MRCI programs put people to work
Putting people to work doesn't just impact the person who finds a job. It impacts us all. For people with disabilities, a paycheck means some freedom and a sense of purpose. For the community at large, it means members of the community who are contributing to the local economy.
At MRCI, putting people with disabilities to work is the main focus, and over the last year, the Rosemount facility has expanded its offerings to try and help more people.
Vice president of metro programs Bill Schwartz said the changes will help MRCI better serve its clients and the community as a whole.
The unemployment rate among people with disabilities is high, and even those who have employment are generally under-employed, said Schwartz. According to the United States Department of Labor the unemployment rate for people with disabilities is 13.7 percent for January 2013.
"We can change that," said Schwartz.
Schwartz said MRCI is in the business of finding people work, and he believes putting people to work benefits us all. He said while some business owners feel it's a risk to hire people with disabilities, MRCI works hard to train and prepare its clients to be successful members of the workforce.
"We do it all the time and we work with (clients) to have success," said Schwartz.
Besides providing meaningful employment, Schwartz said hiring someone with disabilities has greater social and economic implications.
"How we treat people indicates what kind of people we are," said Schwartz.
Schwartz said people with disabilities who work are less dependent on the government, which benefits us all.
Practically, Schwartz said MRCI and its clients are an economic engine. The company partners with more than 40 area businesses. The Rosemount center processes more than 40,000 items daily. Rosemount employs more than 200 people and generates $4 million in revenue on an annual basis.
This year the center opened a Dakota County Vocational Rehabilitation office in their building. Vocational rehab focuses on community-based work and supported employment. Schwartz said the program serves higher-functioning people with disabilities to work as an individual in a workplace.
"There's a lot of need and we've had a lot of success," said Schwartz of their first foray into vocational rehab.
The program helps people find and keep a job. Schwartz said the program provides training and workplace accommodations and helps people set a career path. While individual skills can vary widely, Schwartz said the goal is to help them find the right fit and have success.
"We always tailor the job search to the person," said Schwartz.

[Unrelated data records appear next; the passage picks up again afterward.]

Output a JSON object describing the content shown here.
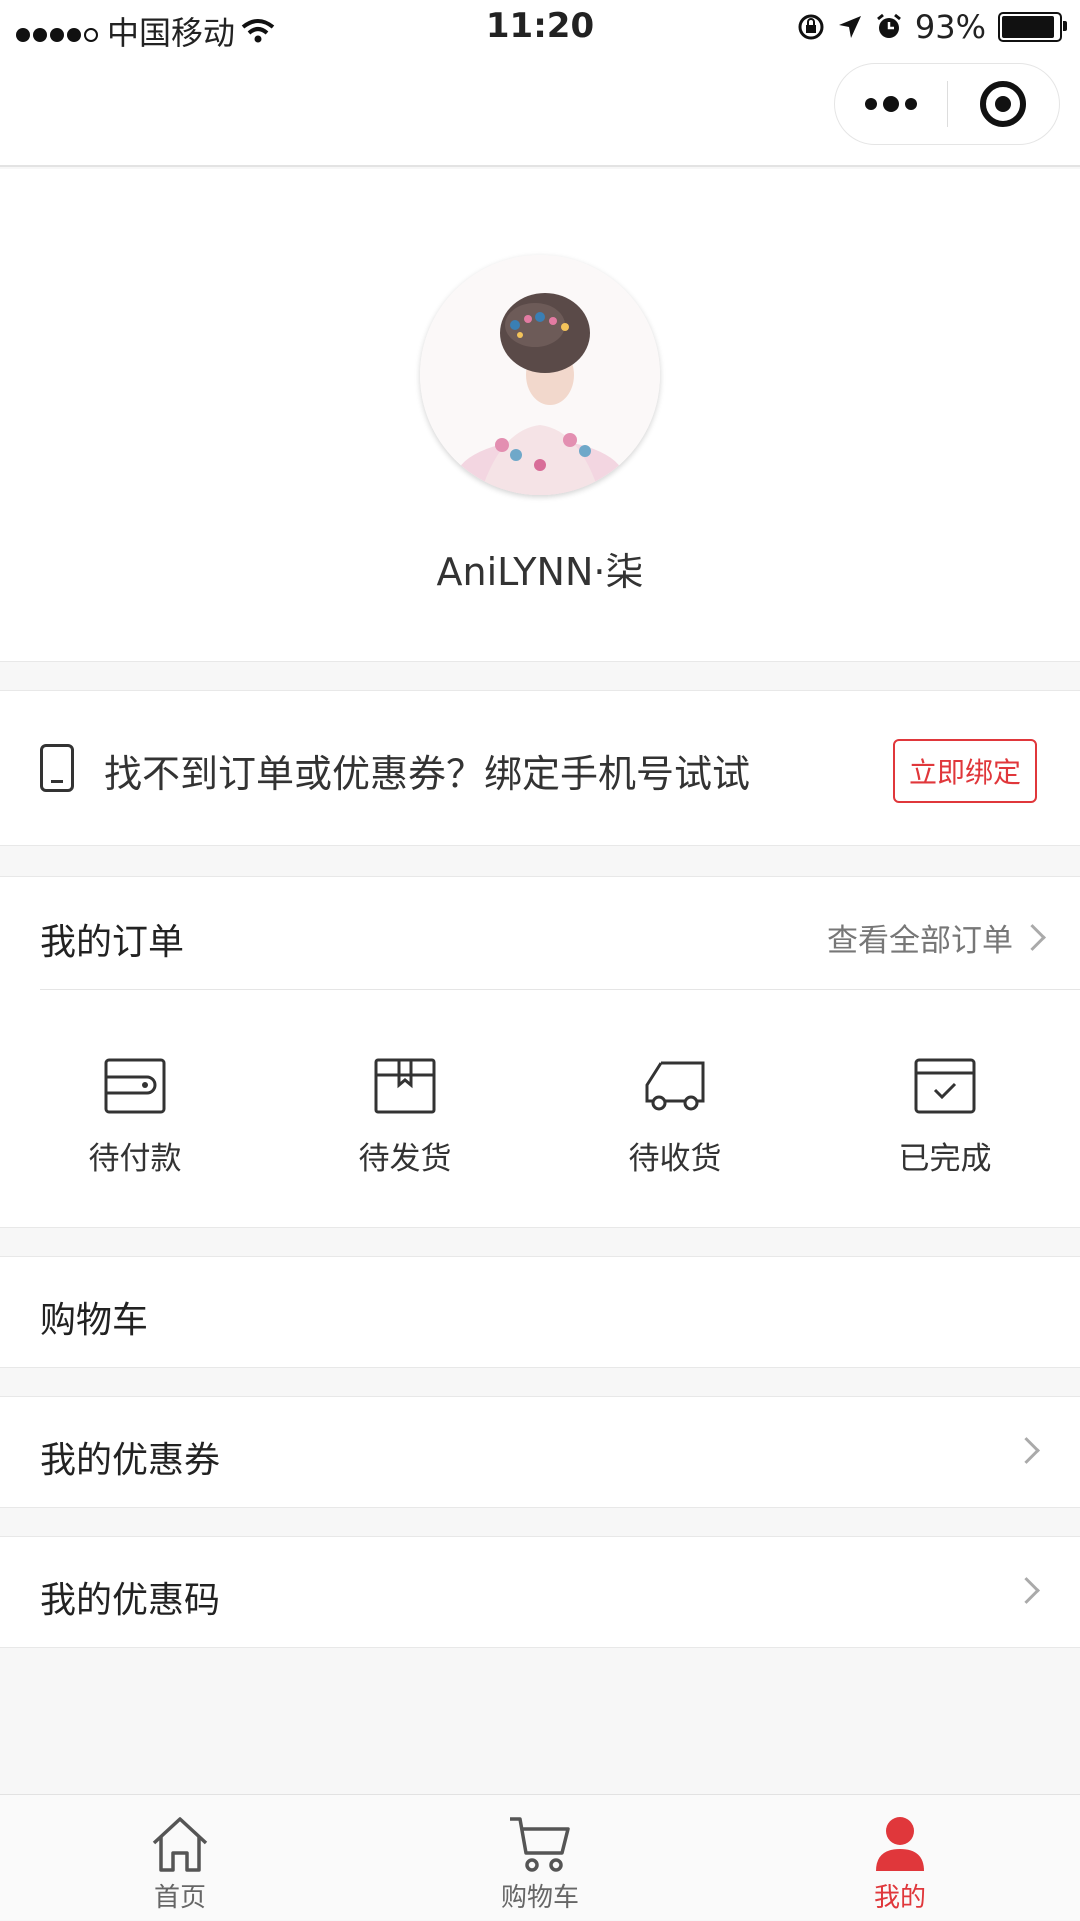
{
  "status_bar": {
    "carrier": "中国移动",
    "time": "11:20",
    "battery": "93%"
  },
  "profile": {
    "username": "AniLYNN·柒"
  },
  "bind_phone": {
    "text": "找不到订单或优惠券？绑定手机号试试",
    "button": "立即绑定"
  },
  "orders": {
    "title": "我的订单",
    "view_all": "查看全部订单",
    "items": [
      {
        "label": "待付款",
        "icon": "wallet-icon"
      },
      {
        "label": "待发货",
        "icon": "box-icon"
      },
      {
        "label": "待收货",
        "icon": "truck-icon"
      },
      {
        "label": "已完成",
        "icon": "calendar-check-icon"
      }
    ]
  },
  "menu": {
    "cart": "购物车",
    "coupons": "我的优惠券",
    "promo_codes": "我的优惠码"
  },
  "tab_bar": {
    "items": [
      {
        "label": "首页",
        "icon": "home-icon"
      },
      {
        "label": "购物车",
        "icon": "cart-icon"
      },
      {
        "label": "我的",
        "icon": "user-icon"
      }
    ],
    "active_index": 2,
    "active_color": "#e0373b"
  }
}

This year MRCI Rosemount also started offering the Supported Employment Training Service program, also known as SETS. The curriculum-based program offers supported employment training. SETS aims to teach and improve participants to get them ready for supported employment.
There is a lot of need for work services in Dakota County. Schwartz said the center is working at capacity. By enacting the SETS program, Schwartz said they hope to be able to move more people into supported independent work. By doing so, they would be able to take on more clients.
While some people will never be able to go on to that sort of employment, Schwartz said they feel that with additional training some could.
Going forward, center staff will try to engage more businesses to hire on clients. Program manager Thea Kramer said MRCI clients are well trained workers who can bring diversity into the workplace. Currently clients work in a variety of areas including production, cleaning, clerical and food service.
"The more diversity in the workplace the better off we are," added Kramer.
Center based work
"We are really proud of our center-based work," said Schwartz.
Center-based work offers a variety of jobs to even individuals who are low functioning. The Rosemount Center includes a production facility in which the company provides a number of in-house and contract products. Some of the products the center puts out include kit assembly, candy packaging for MRCI's line called Quality Sweets, and labeling.
MRCI clients receive a piece-rate wage for their work. Schwartz said while that form of payment has been criticized it works well for the center.
"It's an incredibly valuable way of doing business. We pay people fairly and educate people how to work," said Schwartz.
Kramer said the center-based work offers a safety net for clients who aren't ready to work outside the center. She said it also provides a reliable source of employment for clients who want to work.